Cooper inhaled deeply. He was trying to detect the presence of other smells in the cellar that shouldn’t be there. No stink of petrol, thank goodness. So at least Maurice Wharton hadn’t kept a motorbike down here. But his brain was running along another track. He was thinking of the temperature control. That cool twelve degrees Celsius.

‘Carol, what is the temperature inside your fridge?’

Villiers looked startled. ‘A fridge should be about three degrees Celsius. Anything higher and you have the risk of bacteria. Anything lower and food starts to freeze.’

‘I didn’t know that,’ said Cooper.

‘Don’t worry. Food probably doesn’t stay long enough in your fridge for it to matter.’

Cooper nodded thoughtfully. Twelve degrees was too warm, then. Too high a temperature to preserve anything for very long. There would definitely be a smell by now.

‘What are you thinking, Ben?’ asked Villiers, watching the expression on his face.

‘Oh, nothing important,’ he said. ‘I was just wondering about the deterioration in the quality of the beer down here.’

‘Ben, that wasn’t what you were thinking at all,’ said Villiers.

He liked the way Carol understood him. She never seemed to read the wrong messages as Diane Fry so often used to do when they worked together.

‘No,’ said Cooper. ‘You’re right.’

In fact, the memory that had been eluding him had just come back exactly as he’d hoped, in a moment when he wasn’t even trying to remember it. He’d recalled a look from Betty Wheatcroft, the slightly dotty old woman, the former teacher who’d been so disappointed at his lack of knowledge, the way teachers in his childhood always had been.

‘No, actually,’ he said, ‘I wasn’t thinking about that at all. I was thinking about the ninth circle of hell.’

Diane Fry took Henry Pearson into the little office she’d been given. She felt a bit embarrassed by it, because it was so clearly makeshift. None of the furniture even pretended to match, and the walls showed unfaded patches where the previous occupant had taken down his charts and year planners.

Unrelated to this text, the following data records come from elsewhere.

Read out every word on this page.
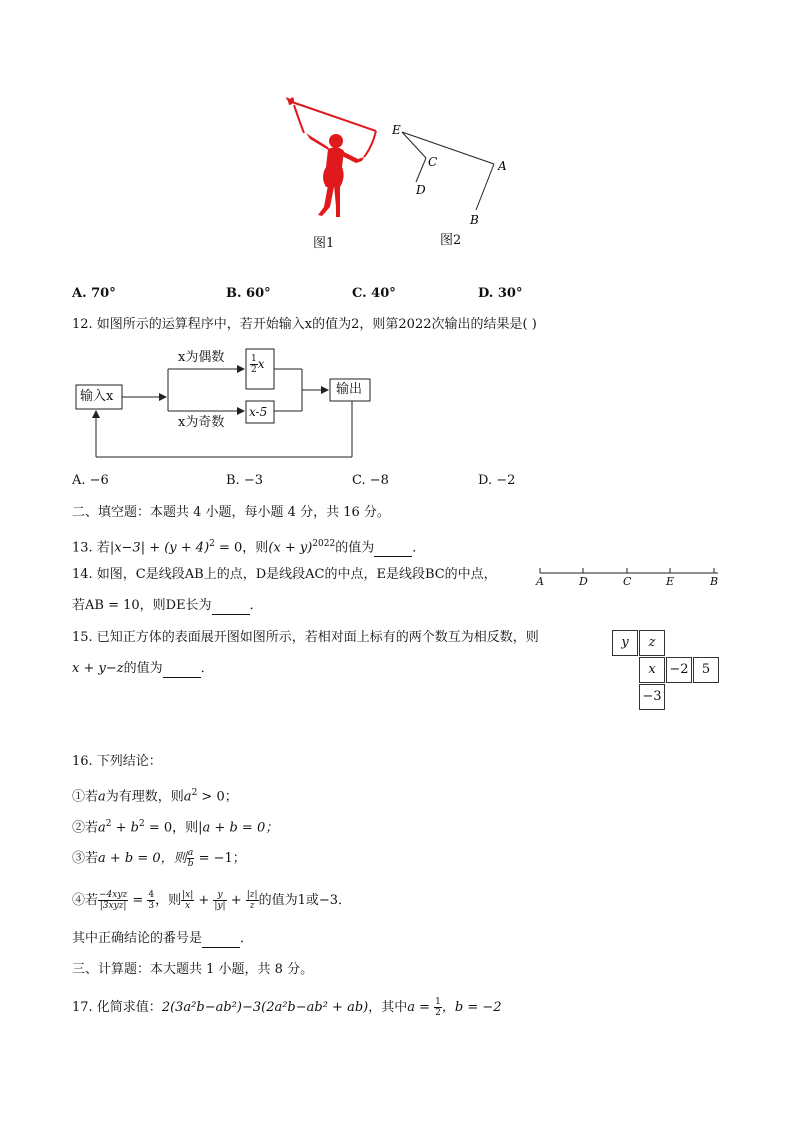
图1
E
C
D
A
B
图2
A. 70°	B. 60°	C. 40°	D. 30°
12. 如图所示的运算程序中，若开始输入x的值为2，则第2022次输出的结果是( )
输入x
x为偶数
x为奇数
$\frac{1}{2}$ x
x-5
输出
A. −6	B. −3	C. −8	D. −2
二、填空题：本题共 4 小题，每小题 4 分，共 16 分。
13. 若$|x-3| + (y + 4)^2 = 0$，则$(x + y)^{2022}$的值为	．
14. 如图，C是线段AB上的点，D是线段AC的中点，E是线段BC的中点，
若AB = 10，则DE长为	．
A	D	C	E	B
15. 已知正方体的表面展开图如图所示，若相对面上标有的两个数互为相反数，则
x + y−z的值为	．
y	z
x	−2	5
−3
16. 下列结论：
①若a为有理数，则$a^2 > 0$；
②若$a^2 + b^2 = 0$，则|a + b = 0；
③若a + b = 0，则 $\frac{a}{b} = -1$；
④若 $\frac{\text{−4xyz}}{\text{|3xyz|}} = \frac{4}{3}$ ，则 $\frac{|x|}{x} + \frac{y}{|y|} + \frac{|z|}{z}$ 的值为1或−3．
其中正确结论的番号是	．
三、计算题：本大题共 1 小题，共 8 分。
17. 化简求值：2(3a²b−ab²)−3(2a²b−ab² + ab)，其中$a = \frac{1}{2}$ ，b = −2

She promised herself she would have a better office one day. And it wouldn’t be too long now, either.

But Pearson didn’t seem to notice, or care, what sort of room he was in. He sat in the only available chair, declined tea or coffee, but accepted a glass of water.

He’d brought his briefcase with him, no doubt containing those files Fry had seen him carrying so importantly on the TV news. When he placed it on the desk, her heart sank. She hoped he wasn’t about to whip out a file and start trying to win her over to his case. His obsessive earnestness reminded her of UFO nuts, conspiracy theorists and other cranks she’d encountered. Mostly harmless, but not the sort of person you’d want to get cornered by at a party.

Instead, he produced his leather-bound writing pad, opened it and placed a pen next to it before giving her his attention.

‘First of all,’ she said, ‘I realise that some of my questions will have been asked before.’

‘Many times, I’m sure,’ said Pearson. ‘The same questions have been asked over and over until I know them by heart. It was a surprise to me at first, the way the police work. But I’m accustomed to it now. Hardened would perhaps be a better word.’

‘I understand.’

His grey hair was smoothed neatly back, and his eyes regarded her sharply. She remembered how, when he’d arrived in Edendale earlier in the week, he’d studied each officer he met, as if hoping to see something in them that he hadn’t yet found.